All told, Indian Ocean nations represent six of the 10 most vulnerable states worldwide-ranked by total population living in low-lying coastal settlements. A 2009 World Bank study examining the dangers to developing nations from potential storm-surge disasters concluded that five of the 10 countries with the greatest percentage of coastal population at risk, five of the 10 countries with the highest percentage of coastal GDP at risk, six of the 10 countries with the highest proportion of coastal urban areas, and 21 of the 50 most vulnerable major cities at risk lie on the Indian Ocean. The Intergovernmental Panel on Climate Change estimates that, even under the most conservative scenarios, the annual number of coastal flood victims will soar from 13 to 94 million by 2100, with almost 80 percent of this increase occurring along the Indian Ocean from Pakistan to Thailand and Indonesia. One meter of sea-level rise would inundate 5,800 km2 of Indian territory and submerge 14 percent of the land area of Bahrain. Climate pressures especially endanger small or low-lying islands like the Maldives, Mauritius, and Seychelles. Major infrastructure in these countries-roads, airports, seaports, towns-is situated almost exclusively along the coasts. With little space to retreat from rising seas, citizens might be forced to abandon certain islands, or even evacuate their territory altogether. (In the Maldives, one meter of sea-level rise, added to the ocean’s highest astronomical tide, would flood out the entire capital city of Malé). Such population displacements would prompt multiple tangled questions for the countries of origin – including issues of sovereignty and control of EEZs – for the destination countries, and for the migrants themselves.

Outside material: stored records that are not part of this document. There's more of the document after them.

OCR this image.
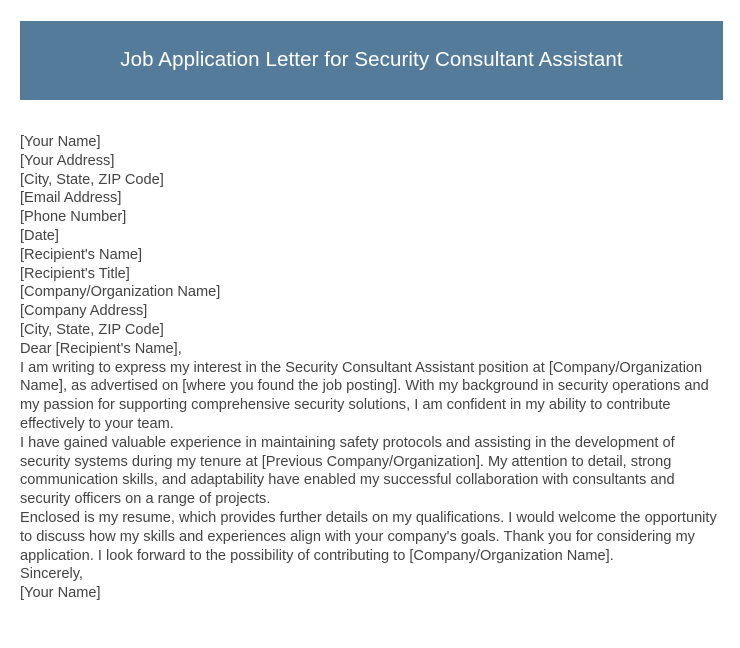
Job Application Letter for Security Consultant Assistant
[Your Name]
[Your Address]
[City, State, ZIP Code]
[Email Address]
[Phone Number]
[Date]
[Recipient's Name]
[Recipient's Title]
[Company/Organization Name]
[Company Address]
[City, State, ZIP Code]
Dear [Recipient's Name],
I am writing to express my interest in the Security Consultant Assistant position at [Company/Organization Name], as advertised on [where you found the job posting]. With my background in security operations and my passion for supporting comprehensive security solutions, I am confident in my ability to contribute effectively to your team.
I have gained valuable experience in maintaining safety protocols and assisting in the development of security systems during my tenure at [Previous Company/Organization]. My attention to detail, strong communication skills, and adaptability have enabled my successful collaboration with consultants and security officers on a range of projects.
Enclosed is my resume, which provides further details on my qualifications. I would welcome the opportunity to discuss how my skills and experiences align with your company's goals. Thank you for considering my application. I look forward to the possibility of contributing to [Company/Organization Name].
Sincerely,
[Your Name]
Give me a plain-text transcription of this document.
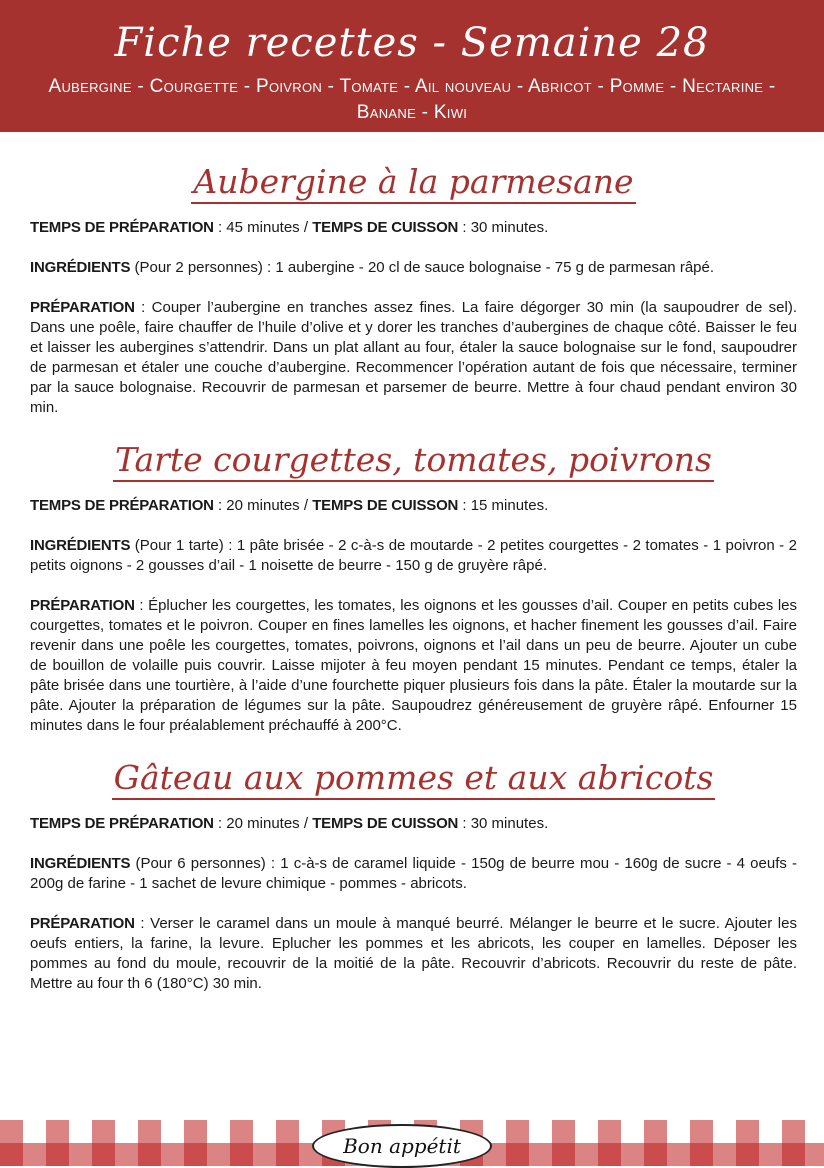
Fiche recettes - Semaine 28
Aubergine - Courgette - Poivron - Tomate - Ail nouveau - Abricot - Pomme - Nectarine - Banane - Kiwi
Aubergine à la parmesane

TEMPS DE PRÉPARATION : 45 minutes / TEMPS DE CUISSON : 30 minutes.

INGRÉDIENTS (Pour 2 personnes) : 1 aubergine - 20 cl de sauce bolognaise - 75 g de parmesan râpé.

PRÉPARATION : Couper l’aubergine en tranches assez fines. La faire dégorger 30 min (la saupoudrer de sel). Dans une poêle, faire chauffer de l’huile d’olive et y dorer les tranches d’aubergines de chaque côté. Baisser le feu et laisser les aubergines s’attendrir. Dans un plat allant au four, étaler la sauce bolognaise sur le fond, saupoudrer de parmesan et étaler une couche d’aubergine. Recommencer l’opération autant de fois que nécessaire, terminer par la sauce bolognaise. Recouvrir de parmesan et parsemer de beurre. Mettre à four chaud pendant environ 30 min.

Tarte courgettes, tomates, poivrons

TEMPS DE PRÉPARATION : 20 minutes / TEMPS DE CUISSON : 15 minutes.

INGRÉDIENTS (Pour 1 tarte) : 1 pâte brisée - 2 c-à-s de moutarde - 2 petites courgettes - 2 tomates - 1 poivron - 2 petits oignons - 2 gousses d’ail - 1 noisette de beurre - 150 g de gruyère râpé.

PRÉPARATION : Éplucher les courgettes, les tomates, les oignons et les gousses d’ail. Couper en petits cubes les courgettes, tomates et le poivron. Couper en fines lamelles les oignons, et hacher finement les gousses d’ail. Faire revenir dans une poêle les courgettes, tomates, poivrons, oignons et l’ail dans un peu de beurre. Ajouter un cube de bouillon de volaille puis couvrir. Laisse mijoter à feu moyen pendant 15 minutes. Pendant ce temps, étaler la pâte brisée dans une tourtière, à l’aide d’une fourchette piquer plusieurs fois dans la pâte. Étaler la moutarde sur la pâte. Ajouter la préparation de légumes sur la pâte. Saupoudrez généreusement de gruyère râpé. Enfourner 15 minutes dans le four préalablement préchauffé à 200°C.

Gâteau aux pommes et aux abricots

TEMPS DE PRÉPARATION : 20 minutes / TEMPS DE CUISSON : 30 minutes.

INGRÉDIENTS (Pour 6 personnes) : 1 c-à-s de caramel liquide - 150g de beurre mou - 160g de sucre - 4 oeufs - 200g de farine - 1 sachet de levure chimique - pommes - abricots.

PRÉPARATION : Verser le caramel dans un moule à manqué beurré. Mélanger le beurre et le sucre. Ajouter les oeufs entiers, la farine, la levure. Eplucher les pommes et les abricots, les couper en lamelles. Déposer les pommes au fond du moule, recouvrir de la moitié de la pâte. Recouvrir d’abricots. Recouvrir du reste de pâte. Mettre au four th 6 (180°C) 30 min.

Bon appétit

Human exposure to such hazards will almost certainly increase with ongoing coastal development. According to detailed analyses undertaken for the UK government, the global population living in low-elevation coastal zones could grow from 625 million in 2000 to 1 to 1.4 billion in 2060. Yet policymakers frequently lack the financial, institutional, and information resources necessary to devise and deploy effective national response strategies, much less targeted local measures. Worldwide, financing climate change adaptation measures in coastal zones could require additional annual investment flows of $10 to 30 billion per year by 2030.

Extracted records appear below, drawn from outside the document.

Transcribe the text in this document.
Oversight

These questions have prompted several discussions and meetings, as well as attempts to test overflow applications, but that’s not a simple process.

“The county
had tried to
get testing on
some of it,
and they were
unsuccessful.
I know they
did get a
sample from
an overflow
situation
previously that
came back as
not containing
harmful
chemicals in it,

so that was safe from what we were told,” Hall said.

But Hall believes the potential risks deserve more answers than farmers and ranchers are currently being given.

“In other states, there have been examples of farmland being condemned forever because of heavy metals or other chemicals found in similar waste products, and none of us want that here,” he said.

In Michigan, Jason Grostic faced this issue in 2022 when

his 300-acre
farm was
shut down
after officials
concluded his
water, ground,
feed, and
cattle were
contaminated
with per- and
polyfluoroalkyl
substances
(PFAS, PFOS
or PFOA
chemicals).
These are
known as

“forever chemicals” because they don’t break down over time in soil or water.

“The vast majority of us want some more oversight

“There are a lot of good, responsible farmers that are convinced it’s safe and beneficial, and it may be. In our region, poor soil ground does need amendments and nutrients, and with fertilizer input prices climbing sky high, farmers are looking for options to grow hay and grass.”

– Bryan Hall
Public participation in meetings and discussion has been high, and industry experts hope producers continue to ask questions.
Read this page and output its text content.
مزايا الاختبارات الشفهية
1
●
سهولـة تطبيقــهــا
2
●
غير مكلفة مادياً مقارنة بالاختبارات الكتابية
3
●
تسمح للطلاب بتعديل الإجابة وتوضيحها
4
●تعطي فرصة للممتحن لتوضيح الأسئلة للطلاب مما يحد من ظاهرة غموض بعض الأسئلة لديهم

All the nations of the Indian Ocean rim will have to take action to address a growing host of coastal and marine environmental challenges. Yet though the individual countries of the region struggle with many of the same issues, they lack a common policy framework for addressing their shared problems in integrated fashion. Around the Indian Ocean, littoral states belong to a patchwork of regional political and economic organizations, from the East African Community and the South Asian Association for Regional Cooperation to the Association of Southeast Asian Nations and the Indian Ocean Rim Association for Regional Cooperation, which differ considerably in their mandates and engagement with environmental issues, none of them encompassing all of the region’s coastal countries. Those entities specifically devoted to environmental matters, such as UNEP’s Regional Seas programs and the Indian Ocean’s various fisheries commissions, similarly diverge in their geographical coverage, and topical capacities and competencies.

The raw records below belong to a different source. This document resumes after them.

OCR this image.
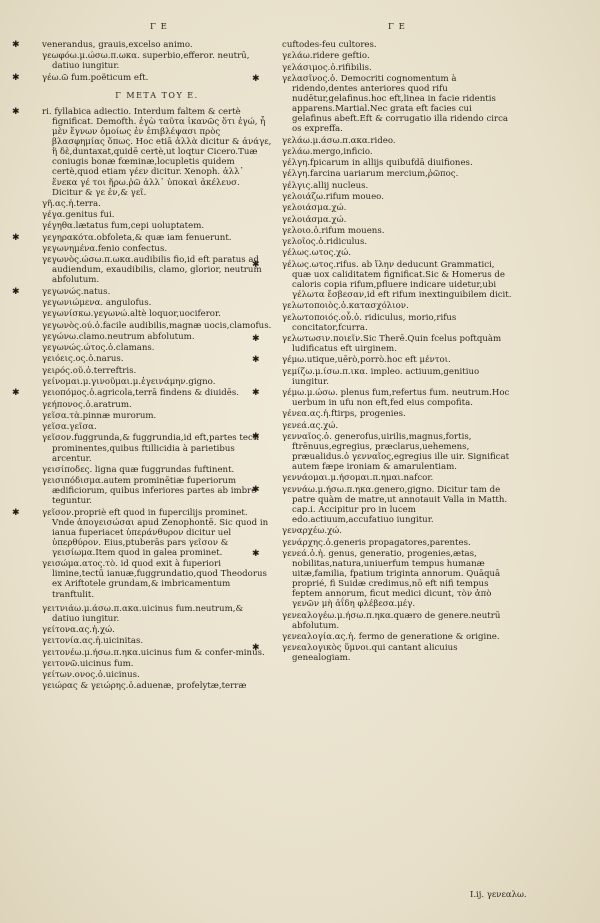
Γ E	Γ E
✱ venerandus, grauis,excelso animo.
γεωφόω.μ.ώσω.π.ωκα. superbio,efferor. neutrū, datiuo iungitur.
✱ γέω.ῶ fum.poëticum eft.
Γ ΜΕΤΑ ΤΟΥ Ε.
✱ ri. fyllabica adiectio. Interdum faltem & certè fignificat. Demofth. ἐγὼ ταῦτα ἱκανῶς ὅτι ἐγώ, ἦ μὲν ἔγνων ὁμοίως ἐν ἐπιβλέψασι πρὸς βλασφημίας ὅπως. Hoc etiā ἀλλὰ dicitur & ἀνάγε, ἢ δὲ,duntaxat,quidē certè,ut loqtur Cicero.Tuæ coniugis bonæ fœminæ,locupletis quidem certè,quod etiam γέεν dicitur. Xenoph. ἀλλ᾽ ἕνεκα γέ τοι ἥρω.ῥῶ ἀλλ᾽ ὑποκαὶ ἀκέλευσ. Dicitur & γε ἐν,& γεῖ.
γῆ.ας.ἡ.terra.
γέγα.genitus fui.
γέγηθα.lætatus fum,cepi uoluptatem.
✱ γεγηρακότα.obfoleta,& quæ iam fenuerunt.
γεγωνημένα.fenio confectus.
γεγωνὸς.ώσω.π.ωκα.audibilis fio,id eft paratus ad audiendum, exaudibilis, clamo, glorior, neutrum abfolutum.
✱ γεγωνώς.natus.
γεγωνιώμενα. angulofus.
γεγωνίσκω.γεγωνώ.altè loquor,uociferor.
γεγωνὸς.ού.ὁ.facile audibilis,magnæ uocis,clamofus.
γεγώνω.clamo.neutrum abfolutum.
γεγωνώς.ώτος.ὁ.clamans.
γειόεις.ος.ὁ.narus.
γειρός.οῦ.ὁ.terreftris.
γείνομαι.μ.γινοῦμαι.μ.ἐγεινάμην.gigno.
✱ γειοπόμος.ὁ.agricola,terrā findens & diuidēs.
γεήπονος.ὁ.aratrum.
γεῖσα.τὰ.pinnæ murorum.
γεῖσα.γεῖσα.
γεῖσον.fuggrunda,& fuggrundia,id eft,partes tecti prominentes,quibus ftillicidia à parietibus arcentur.
γεισίποδες. ligna quæ fuggrundas fuftinent.
γεισιπόδισμα.autem prominētiæ fuperiorum ædificiorum, quibus inferiores partes ab imbre teguntur.
✱ γεῖσον.propriè eft quod in fupercilijs prominet. Vnde ἀπογεισώσαι apud Zenophontē. Sic quod in ianua fuperiacet ὑπεράνθυρον dicitur uel ὑπερθύρον. Eius,ptuberās pars γεῖσον & γεισίωμα.Item quod in galea prominet.
γεισώμα.ατος.τὸ. id quod exit à fuperiori limine,tectū ianuæ,fuggrundatio,quod Theodorus ex Ariftotele grundam,& imbricamentum tranftulit.
γειτνιάω.μ.άσω.π.ακα.uicinus fum.neutrum,& datiuo iungitur.
γείτονα.ας.ἡ.χώ.
γειτονία.ας.ἡ.uicinitas.
γειτονέω.μ.ήσω.π.ηκα.uicinus fum & confer-minus.
γειτονῶ.uicinus fum.
γείτων.ονος.ὁ.uicinus.
γειώρας & γειώρης.ὁ.aduenæ, profelytæ,terræ
cuftodes-feu cultores.
γελάω.ridere geftio.
γελάσιμος.ὁ.rifibilis.
✱ γελασῖνος.ὁ. Democriti cognomentum à ridendo,dentes anteriores quod rifu nudētur,gelafinus.hoc eft,linea in facie ridentis apparens.Martial.Nec grata eft facies cui gelafinus abeft.Eft & corrugatio illa ridendo circa os expreffa.
γελάω.μ.άσω.π.ακα.rideo.
γελάω.mergo,inficio.
γέλγη.fpicarum in allijs quibufdā diuifiones.
γέλγη.farcina uariarum mercium,ῥῶπος.
γέλγις.allij nucleus.
γελοιάζω.rifum moueo.
γελοιάσμα.χώ.
γελοιάσμα.χώ.
γελοιο.ὁ.rifum mouens.
γελοῖος.ὁ.ridiculus.
γέλως.ωτος.χώ.
✱ γέλως.ωτος.rifus. ab ἴλην deducunt Grammatici, quæ uox caliditatem fignificat.Sic & Homerus de caloris copia rifum,pfluere indicare uidetur,ubi γέλωτα ἔσβεσαν,id eft rifum inextinguibilem dicit.
γελωτοποιὸς.ὁ.κατασχόλιον.
γελωτοποιός.οὖ.ὁ. ridiculus, morio,rifus concitator,fcurra.
✱ γελωτωσιν.ποιεῖν.Sic Therē.Quin fcelus poftquàm ludificatus eft uirginem.
✱ γέμω.utique,uērò,porrò.hoc eft μέντοι.
γεμίζω.μ.ίσω.π.ικα. impleo. actiuum,genitiuo iungitur.
✱ γέμω.μ.ώσω. plenus fum,refertus fum. neutrum.Hoc uerbum in ufu non eft,fed eius compofita.
γένεα.ας.ἡ.ftirps, progenies.
γενεά.ας.χώ.
✱ γενναῖος.ὁ. generofus,uirilis,magnus,fortis, ftrēnuus,egregius, præclarus,uehemens, præualidus.ὁ γενναῖος,egregius ille uir. Significat autem fæpe ironiam & amarulentiam.
γεννάομαι.μ.ήσομαι.π.ημαι.nafcor.
✱ γεννάω.μ.ήσω.π.ηκα.genero,gigno. Dicitur tam de patre quàm de matre,ut annotauit Valla in Matth. cap.i. Accipitur pro in lucem edo.actiuum,accufatiuo iungitur.
γεναρχέω.χώ.
γενάρχης.ὁ.generis propagatores,parentes.
✱ γενεά.ὁ.ἡ. genus, generatio, progenies,ætas, nobilitas,natura,uniuerfum tempus humanæ uitæ,familia, fpatium triginta annorum. Quāquā proprié, fi Suidæ credimus,nō eft nifi tempus feptem annorum, ficut medici dicunt, τὸν ἀπὸ γενῶν μὴ ἀΐδη φλέβεσα.μέγ.
γενεαλογέω.μ.ήσω.π.ηκα.quæro de genere.neutrū abfolutum.
γενεαλογία.ας.ἡ. fermo de generatione & origine.
✱ γενεαλογικὸς ὕμνοι.qui cantant alicuius genealogiam.
I.ij. γενεαλω.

The region has little need and less appetite for erecting new international institutions on top of the existing ones. Rather, the Indian Ocean nations must sustain and strengthen the architecture already in place; ensure the resources and will to implement, enforce, and build on their existing commitments; and devise mechanisms to share lessons and coordinate activities between organizations and actors around the region to further their common goals.